Last year, would not be as bad, I hoped, and by a hair width it wasn’t.  But it was the second most difficult year to find my way into the lake by a long shot.   February had zero decent days to make my plunge on.  For weeks, I watched the water waiting for the giant ice floes to leave Sleeping Bear Bay, and finally on a very bitter day, the ice floated out a micro inch and gave me enough open water to squeeze my body into.  But that water was a slushy mess that scratched my skin.  

October is nearly always the toughest month to jump in.  It marks the first of 8 months of frigid plunges in a row.  Some of the plunges over the winter will be in 6 foot waves.  Some will mean bringing a ladder to the beach to lower myself over the big ice banks.  Usually there is a day I need to chop a hole in the ice.  But, here I was, just two days before the end of October, just two days away from letting my 188 month long streak end, and I am having second thoughts.  It was a nice day – this 29th day of October and it would be an easy dive.

But I am already enjoying a new monthly activity.  I am sleeping outside one day each month.  I have already done 6 months and every outing has been fun.  Plus, camping out is a much more family oriented activity.   

But here I was in late October taking a detour in my truck on the way back to my office.  It was lunchtime and nobody was expecting me.  I headed to my favorite beach just east of DH Day Campground.  I did my usual jumping jack warm up moves from the car thru the hardwoods, then white pines, then scotch pines, then by a few cottonwoods growing on the last dune, then onto the beach.  I ran into the wind and I did some push ups.  After ten minutes, I was warm.  I stripped and waded out to waist deep in the crystal calm and 40 degree water.  

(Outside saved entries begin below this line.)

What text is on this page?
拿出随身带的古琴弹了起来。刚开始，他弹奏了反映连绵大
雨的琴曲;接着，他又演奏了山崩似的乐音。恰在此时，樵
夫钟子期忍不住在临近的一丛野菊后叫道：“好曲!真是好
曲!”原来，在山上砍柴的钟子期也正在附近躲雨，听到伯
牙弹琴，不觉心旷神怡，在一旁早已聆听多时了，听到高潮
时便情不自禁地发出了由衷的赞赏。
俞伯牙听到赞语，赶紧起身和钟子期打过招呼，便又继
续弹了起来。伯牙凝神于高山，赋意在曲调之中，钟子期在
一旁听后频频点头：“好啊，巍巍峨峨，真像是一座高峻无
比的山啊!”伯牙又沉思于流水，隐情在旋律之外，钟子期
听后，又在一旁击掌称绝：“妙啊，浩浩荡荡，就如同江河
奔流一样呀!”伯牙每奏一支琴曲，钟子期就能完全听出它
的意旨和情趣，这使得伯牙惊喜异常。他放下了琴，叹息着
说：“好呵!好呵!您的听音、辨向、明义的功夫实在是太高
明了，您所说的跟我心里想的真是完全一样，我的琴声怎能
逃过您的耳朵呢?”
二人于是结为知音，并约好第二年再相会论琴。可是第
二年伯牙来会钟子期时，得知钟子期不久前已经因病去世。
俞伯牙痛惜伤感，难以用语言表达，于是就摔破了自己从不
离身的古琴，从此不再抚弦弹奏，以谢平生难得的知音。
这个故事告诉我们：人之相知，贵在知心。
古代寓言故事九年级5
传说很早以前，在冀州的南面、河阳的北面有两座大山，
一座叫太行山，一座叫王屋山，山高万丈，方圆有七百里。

The jump in was easy.  The jump out left me smiling and yelling for joy.  I stepped up on the beach and everything came clear and real again.   I felt radiant and purified.  My mind was erased and empty.   

I stood wet staring thoughtlessly at the beach stones spread across the sand inches apart from each other like someone had set up a game board.  I stared empty minded at the tree line growing up the side of the south manitou dune.  I stared at the undulations of the beautiful yellow, green and brown leafed hills and noted how dark the white pines look during this time of year.  I felt the cold sand on my feet and the crisp air against my skin.  I was no longer watching nature, I was in it.  I was no longer thinking about a moment.  I was in this one completely.

I put my clothes on slowly and regretfully, but I would be shivering soon as it was 45 degrees with a breeze.  I headed toward the car, but as I walked back up, things felt so much more beautiful and peaceful than when I came down, just minutes ago.  I took a detour to be with the scotch pines, the little dunes, the bear berries and the grey sky and breeze for a few minutes more.

The rest of my day and the following days left me with a subtle and serene glow.  I jumped in again on Nov 2nd.  Ah, a few more jump ins won’t hurt anyone.